Ah, well. Another problem is that the national debt has been rising steadily even though the annual deficit has been falling, so casual obervers get confused.
Eric Cantor is eventually cited as one of the misleading authority figures:
The outright falsehoods, you won’t be surprised to learn, tend to be politically motivated. In those 1996 data, Republicans were much more likely than Democrats to hold false views about the deficit, and the same must surely be true today. After all, Republicans made a lot of political hay over a supposedly runaway deficit early in the Obama administration, and they have maintained the same rhetoric even as the deficit has plunged. Thus Eric Cantor, the third-ranking Republican in the House, declared on Fox News that we have a “growing deficit,” while Senator Rand Paul told Bloomberg Businessweek that we’re running “a trillion-dollar deficit every year.”
In yet another low self-awareness moment Krugman bemoans the loss of credibility of the mainstream media:
Still, aren’t there umpires for this sort of thing — trusted, nonpartisan authorities who can and will call out purveyors of falsehood? Once upon a time, I think, there were. But these days the partisan divide runs very deep, and even those who try to play umpire seem afraid to call out falsehood. Incredibly, the fact-checking site PolitiFact rated Mr. Cantor’s flatly false statement as “half true.”
Cantor said, "What we are trying to do is fund the government and make sure also that we take away the kinds of things that are standing in the way of a growing economy (and) a better health care, and all the while keeping our eye focused on trying to deal with the ultimate problem, which is this growing deficit."
There’s one problem: The federal deficit isn’t "growing." At least not now.
"Not now" is the key caveat:
And the CBO projects that the deficit will continue to go down for two more years...
If CBO is on target, then by 2015, the deficit will be roughly a quarter of what it was in 2009.

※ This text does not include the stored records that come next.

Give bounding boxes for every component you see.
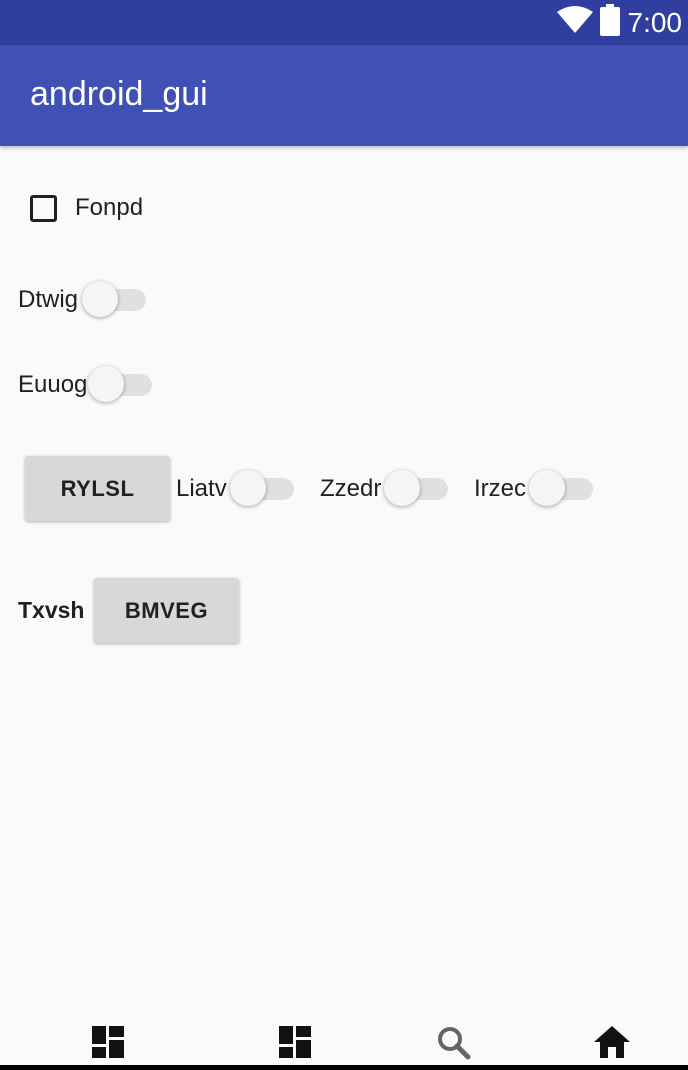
switch-dtwig[interactable] <box>82 279 148 319</box>
switch-thumb <box>529 470 565 506</box>
checkbox-fonpd[interactable]: Fonpd <box>30 194 143 222</box>
bottom-edge <box>0 1065 688 1070</box>
dashboard-icon[interactable] <box>92 1026 124 1063</box>
switch-label-euuog: Euuog <box>18 371 88 398</box>
status-bar: 7:00 <box>0 0 688 45</box>
app-bar: android_gui <box>0 45 688 146</box>
switch-zzedr[interactable] <box>384 468 450 508</box>
switch-label-irzec: Irzec <box>474 475 527 502</box>
checkbox-box[interactable] <box>30 194 57 222</box>
txvsh-label: Txvsh <box>18 597 85 623</box>
app-title: android_gui <box>30 75 208 113</box>
search-icon[interactable] <box>437 1026 471 1065</box>
switch-label-zzedr: Zzedr <box>320 475 382 502</box>
switch-label-liatv: Liatv <box>176 475 227 502</box>
wifi-icon <box>556 6 594 39</box>
dashboard-icon[interactable] <box>279 1026 311 1063</box>
checkbox-label: Fonpd <box>75 194 144 221</box>
switch-thumb <box>82 281 118 317</box>
switch-thumb <box>230 470 266 506</box>
switch-irzec[interactable] <box>529 468 595 508</box>
switch-thumb <box>88 366 124 402</box>
switch-thumb <box>384 470 420 506</box>
switch-label-dtwig: Dtwig <box>18 286 79 313</box>
rylsl-button[interactable]: RYLSL <box>25 456 170 521</box>
status-time: 7:00 <box>627 6 683 38</box>
bmveg-button[interactable]: BMVEG <box>94 578 239 643</box>
switch-liatv[interactable] <box>230 468 296 508</box>
home-icon[interactable] <box>594 1026 630 1063</box>
battery-icon <box>599 4 620 41</box>
switch-euuog[interactable] <box>88 364 154 404</box>
bottom-navigation <box>0 1000 688 1070</box>
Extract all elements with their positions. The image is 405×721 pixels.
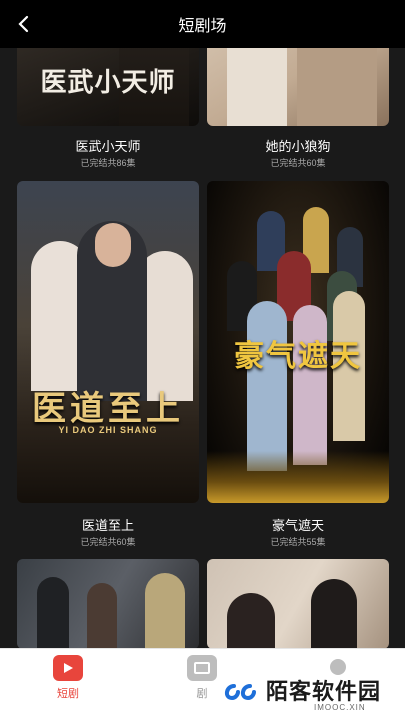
drama-title: 医武小天师 xyxy=(75,139,141,154)
drama-poster[interactable]: 医道至上 YI DAO ZHI SHANG xyxy=(17,181,199,503)
drama-status: 已完结共55集 xyxy=(270,537,326,547)
tab-label: 短剧 xyxy=(57,688,79,700)
top-bar: 短剧场 xyxy=(0,0,405,48)
drama-poster[interactable] xyxy=(207,559,389,648)
drama-status: 已完结共60集 xyxy=(270,158,326,168)
poster-title-text: 豪气遮天 xyxy=(234,339,362,374)
drama-poster[interactable] xyxy=(207,48,389,126)
poster-title-text: 医武小天师 xyxy=(40,68,176,98)
drama-title: 她的小狼狗 xyxy=(265,139,331,154)
play-icon xyxy=(53,655,83,681)
drama-title: 医道至上 xyxy=(81,518,134,533)
drama-grid[interactable]: 医武小天师 医武小天师 已完结共86集 她的小狼狗 已完结共60集 医道至上 Y… xyxy=(0,48,405,648)
tab-short-drama[interactable]: 短剧 xyxy=(38,655,98,713)
drama-title: 豪气遮天 xyxy=(271,518,324,533)
page-title: 短剧场 xyxy=(178,18,227,35)
watermark-sub: IMOOC.XIN xyxy=(314,703,366,712)
drama-poster[interactable]: 医武小天师 xyxy=(17,48,199,126)
drama-poster[interactable]: 豪气遮天 xyxy=(207,181,389,503)
back-arrow-icon[interactable] xyxy=(14,12,34,36)
poster-title-text: 医道至上 xyxy=(32,389,184,429)
tab-label: 剧 xyxy=(196,688,208,700)
drama-status: 已完结共60集 xyxy=(80,537,136,547)
poster-subtitle-text: YI DAO ZHI SHANG xyxy=(58,425,158,435)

In other words, Cantor is wrong about what has been happening to the deficit, and what is projected to happen in the near future.
After 2015, however, Cantor has a point -- the deficit begins growing again, according to CBO projections...
"The current baseline has deficits growing again in 2016, and even with his proposed tax increases, deficits are set to begin growing again in the out-years under President Obama’s own budget proposals," said Rory Cooper, Cantor’s spokesman. Cantor, he said, "is equally concerned with this long-term deficit trend" as he is with the shrinkage of the deficit in recent years.
So rather than take comfort in the nearly inevitable decline in the reduction of the deficit as the economy recovers from a dreadful recession, Cantor remains worried about the long term projections of a growing deficit (even as a percent of GDP). And this is irresponsible, deceitful leadership?
The Politfact ruling:
Cantor said that the federal deficit is "growing." Annual federal deficits are not growing right now, and they are not projected to grow through 2015, a point at which the deficit will have shrunk by three-quarters since 2009. By this standard, Cantor is wrong. However, unless policies are changed, deficits are projected to grow again in 2016 and beyond, according to the CBO. On balance, we rate his claim Half True.
So literalists and partisan pundits will claimn Cantor is wrong; folks actually evaluating our current path will have cause to worry about growing deficits.
NEW YORK (CNN) White House officials announced on Monday that the budget
deficit for the 1996 fiscal year was $107.3 billion, the smallest
Administration officials have predicted that beginning next year the deficit will start to rise again. They cannot predict the exact figure but previously had estimated the 1997 deficit would be $144 billion.
In fact the deficit eventually turned to surplus, but survey respondents as of 1996 might have made the same argument Cantor is making today - the national debt was still rising and the long term outlook was for rising deficits.